Dem pflichtet auch Rainer Inzelmann, Geschäftsführender
Gesellschafter der Wirtschaftsprüfungsgesellschaft Schomerus und
Partner, bei: „Für jedes Unternehmen sind ältere
Mitarbeiter ein wertvolles Gut, denn sie verfügen über einen
breiten Erfahrungsschatz. Viele unserer Mandanten schätzen die
langjährige Zusammenarbeit mit unseren Beratern sehr.“ In
einem Umfeld, das sich immer schneller verändere, müssten
jedoch alle Mitarbeiter fachlich stets auf der Höhe der Zeit sein,
so Inzelmann weiter. „Für die älteren Mitarbeiter kommt
es zudem darauf an, dass sie sich Initiative und Dynamik
bewahren.“ Schomerus bietet seinen Mitarbeitern daher ein breit
angelegtes Weiterbildungsangebot.
Mit ihrer Personalpolitik reagieren die Unternehmen auf den
demografischen Wandel.
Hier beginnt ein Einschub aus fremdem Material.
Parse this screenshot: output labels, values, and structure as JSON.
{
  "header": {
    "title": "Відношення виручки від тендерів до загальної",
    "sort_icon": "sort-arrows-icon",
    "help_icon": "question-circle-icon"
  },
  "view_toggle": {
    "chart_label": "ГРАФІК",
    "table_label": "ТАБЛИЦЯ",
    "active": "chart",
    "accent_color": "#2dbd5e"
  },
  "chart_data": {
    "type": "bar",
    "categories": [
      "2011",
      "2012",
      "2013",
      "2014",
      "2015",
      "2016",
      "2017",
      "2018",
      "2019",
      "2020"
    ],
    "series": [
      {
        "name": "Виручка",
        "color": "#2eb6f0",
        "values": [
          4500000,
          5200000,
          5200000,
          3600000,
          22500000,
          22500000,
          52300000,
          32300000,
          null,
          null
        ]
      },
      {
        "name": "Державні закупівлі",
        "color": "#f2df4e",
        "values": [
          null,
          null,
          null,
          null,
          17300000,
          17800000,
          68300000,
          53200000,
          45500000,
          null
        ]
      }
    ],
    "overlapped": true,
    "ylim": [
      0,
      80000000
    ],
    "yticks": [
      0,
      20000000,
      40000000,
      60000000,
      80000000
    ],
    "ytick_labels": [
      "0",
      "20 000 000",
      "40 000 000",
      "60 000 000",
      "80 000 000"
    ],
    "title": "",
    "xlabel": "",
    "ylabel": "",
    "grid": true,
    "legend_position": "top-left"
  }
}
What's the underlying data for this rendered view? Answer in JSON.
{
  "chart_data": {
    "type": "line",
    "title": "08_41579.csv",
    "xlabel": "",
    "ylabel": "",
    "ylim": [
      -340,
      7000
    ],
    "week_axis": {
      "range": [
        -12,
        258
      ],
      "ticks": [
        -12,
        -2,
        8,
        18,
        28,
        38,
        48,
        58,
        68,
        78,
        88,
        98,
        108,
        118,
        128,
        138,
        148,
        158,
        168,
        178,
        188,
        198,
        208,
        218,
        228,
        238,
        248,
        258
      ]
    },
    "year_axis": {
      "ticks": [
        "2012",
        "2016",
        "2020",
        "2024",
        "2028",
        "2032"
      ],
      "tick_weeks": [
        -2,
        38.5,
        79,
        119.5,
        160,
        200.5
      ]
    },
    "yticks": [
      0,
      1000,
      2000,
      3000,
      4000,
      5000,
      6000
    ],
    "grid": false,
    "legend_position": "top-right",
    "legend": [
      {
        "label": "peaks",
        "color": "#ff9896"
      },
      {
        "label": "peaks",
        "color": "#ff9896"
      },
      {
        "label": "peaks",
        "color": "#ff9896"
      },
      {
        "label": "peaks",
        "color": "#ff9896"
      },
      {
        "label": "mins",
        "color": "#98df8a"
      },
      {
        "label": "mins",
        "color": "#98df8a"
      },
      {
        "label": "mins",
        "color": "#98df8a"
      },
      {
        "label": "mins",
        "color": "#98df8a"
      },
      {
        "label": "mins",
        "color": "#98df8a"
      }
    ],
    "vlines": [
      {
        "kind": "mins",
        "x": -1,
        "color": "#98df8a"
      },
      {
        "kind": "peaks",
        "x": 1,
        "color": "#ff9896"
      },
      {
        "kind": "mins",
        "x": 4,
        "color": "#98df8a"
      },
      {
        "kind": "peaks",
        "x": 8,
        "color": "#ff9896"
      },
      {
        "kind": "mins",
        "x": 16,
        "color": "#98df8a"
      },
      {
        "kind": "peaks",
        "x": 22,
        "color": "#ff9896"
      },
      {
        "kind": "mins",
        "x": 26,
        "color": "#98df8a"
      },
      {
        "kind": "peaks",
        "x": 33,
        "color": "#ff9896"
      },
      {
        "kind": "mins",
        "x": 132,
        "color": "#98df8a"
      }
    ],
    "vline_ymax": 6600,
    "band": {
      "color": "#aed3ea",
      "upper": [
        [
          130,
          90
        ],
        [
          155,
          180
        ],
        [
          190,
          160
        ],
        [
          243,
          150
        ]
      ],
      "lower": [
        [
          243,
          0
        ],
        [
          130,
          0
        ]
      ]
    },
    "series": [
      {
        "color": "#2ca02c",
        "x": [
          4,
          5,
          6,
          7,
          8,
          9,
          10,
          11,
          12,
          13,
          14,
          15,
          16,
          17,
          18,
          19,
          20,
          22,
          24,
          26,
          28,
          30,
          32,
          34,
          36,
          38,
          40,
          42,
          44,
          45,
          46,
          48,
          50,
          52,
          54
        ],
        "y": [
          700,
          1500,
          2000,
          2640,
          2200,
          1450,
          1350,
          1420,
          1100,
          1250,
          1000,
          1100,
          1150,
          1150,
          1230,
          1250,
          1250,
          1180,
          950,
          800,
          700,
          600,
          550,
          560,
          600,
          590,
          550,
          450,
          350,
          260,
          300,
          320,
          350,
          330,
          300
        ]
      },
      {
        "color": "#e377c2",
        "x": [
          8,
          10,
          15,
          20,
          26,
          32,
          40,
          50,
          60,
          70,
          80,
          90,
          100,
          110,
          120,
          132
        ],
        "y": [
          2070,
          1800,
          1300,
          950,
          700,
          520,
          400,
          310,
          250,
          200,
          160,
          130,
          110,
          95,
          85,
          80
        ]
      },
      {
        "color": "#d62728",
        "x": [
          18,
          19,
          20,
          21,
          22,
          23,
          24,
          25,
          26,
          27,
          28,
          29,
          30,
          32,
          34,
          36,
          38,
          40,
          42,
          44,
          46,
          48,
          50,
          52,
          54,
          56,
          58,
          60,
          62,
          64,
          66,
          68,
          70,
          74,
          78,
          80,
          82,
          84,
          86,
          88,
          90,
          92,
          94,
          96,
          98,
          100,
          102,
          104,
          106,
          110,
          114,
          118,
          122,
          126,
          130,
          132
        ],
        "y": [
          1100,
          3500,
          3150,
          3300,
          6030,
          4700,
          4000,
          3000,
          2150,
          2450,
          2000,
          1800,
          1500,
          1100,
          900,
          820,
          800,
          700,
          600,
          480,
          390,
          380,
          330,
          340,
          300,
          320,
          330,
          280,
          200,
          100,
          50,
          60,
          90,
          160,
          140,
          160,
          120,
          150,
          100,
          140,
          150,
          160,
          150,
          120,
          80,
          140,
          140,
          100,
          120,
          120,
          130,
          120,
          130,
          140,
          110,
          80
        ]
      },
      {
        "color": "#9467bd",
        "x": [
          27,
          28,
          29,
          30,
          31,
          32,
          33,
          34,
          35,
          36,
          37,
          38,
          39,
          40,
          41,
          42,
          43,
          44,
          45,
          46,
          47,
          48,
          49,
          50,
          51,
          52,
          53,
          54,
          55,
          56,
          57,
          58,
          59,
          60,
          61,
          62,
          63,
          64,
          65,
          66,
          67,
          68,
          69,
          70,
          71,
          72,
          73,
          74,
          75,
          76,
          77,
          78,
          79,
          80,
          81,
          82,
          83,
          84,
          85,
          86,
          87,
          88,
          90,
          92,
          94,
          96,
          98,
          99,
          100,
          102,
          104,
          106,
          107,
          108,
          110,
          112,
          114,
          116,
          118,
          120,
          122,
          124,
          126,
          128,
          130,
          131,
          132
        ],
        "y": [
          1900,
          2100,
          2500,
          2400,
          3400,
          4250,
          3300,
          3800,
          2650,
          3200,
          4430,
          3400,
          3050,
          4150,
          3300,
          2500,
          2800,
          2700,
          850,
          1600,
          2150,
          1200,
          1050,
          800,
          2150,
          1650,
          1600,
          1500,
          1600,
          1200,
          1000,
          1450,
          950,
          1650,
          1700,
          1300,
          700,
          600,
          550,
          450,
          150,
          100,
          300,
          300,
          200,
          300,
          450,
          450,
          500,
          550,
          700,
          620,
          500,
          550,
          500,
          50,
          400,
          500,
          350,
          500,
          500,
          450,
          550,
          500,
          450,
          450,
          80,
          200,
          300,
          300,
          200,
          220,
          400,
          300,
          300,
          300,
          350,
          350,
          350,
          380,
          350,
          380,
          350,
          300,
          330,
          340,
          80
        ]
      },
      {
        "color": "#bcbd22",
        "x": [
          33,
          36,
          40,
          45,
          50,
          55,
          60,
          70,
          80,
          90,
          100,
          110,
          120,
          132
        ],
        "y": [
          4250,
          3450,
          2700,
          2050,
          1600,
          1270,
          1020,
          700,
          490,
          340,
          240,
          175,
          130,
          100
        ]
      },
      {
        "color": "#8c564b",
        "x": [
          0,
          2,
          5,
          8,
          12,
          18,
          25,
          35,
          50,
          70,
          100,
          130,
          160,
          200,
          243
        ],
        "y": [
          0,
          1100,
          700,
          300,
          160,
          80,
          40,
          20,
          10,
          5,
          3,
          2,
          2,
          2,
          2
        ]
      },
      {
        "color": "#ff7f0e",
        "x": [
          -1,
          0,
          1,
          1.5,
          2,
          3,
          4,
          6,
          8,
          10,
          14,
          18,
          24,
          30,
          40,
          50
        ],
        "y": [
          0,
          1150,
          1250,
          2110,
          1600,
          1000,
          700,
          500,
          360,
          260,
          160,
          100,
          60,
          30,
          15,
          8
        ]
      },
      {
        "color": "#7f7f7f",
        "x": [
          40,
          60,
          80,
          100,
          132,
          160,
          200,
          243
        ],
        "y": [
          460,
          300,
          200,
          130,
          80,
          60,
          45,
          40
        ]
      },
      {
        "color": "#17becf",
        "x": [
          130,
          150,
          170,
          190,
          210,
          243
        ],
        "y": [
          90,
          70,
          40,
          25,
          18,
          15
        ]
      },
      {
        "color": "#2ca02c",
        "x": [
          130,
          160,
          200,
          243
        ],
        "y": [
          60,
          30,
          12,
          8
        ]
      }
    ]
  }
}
Hamburg wird zwar zunächst eine wachsende
Stadt bleiben, aber auch hier wird der Anteil der Älteren deutlich
ansteigen. Lag der Anteil der über 50-jährigen
Erwerbstätigen vor wenigen Jahren noch bei 26 Prozent, so wird er
bis 2020 auf ein Drittel ansteigen.
Personalverantwortlichen, die herausfinden wollen, wie sich der
demografische Wandel auf ihr Unternehmen auswirkt, bietet die
Handelskammer den Demografie-Rechner an. Auf der Basis der Kennziffern
des Betriebes ermittelt das Online-Tool, wie viele Neuzugänge
erforderlich sind, um die Mitarbeiterzahl langfristig konstant zu
halten und eine ausgewogene Altersstruktur zu erreichen.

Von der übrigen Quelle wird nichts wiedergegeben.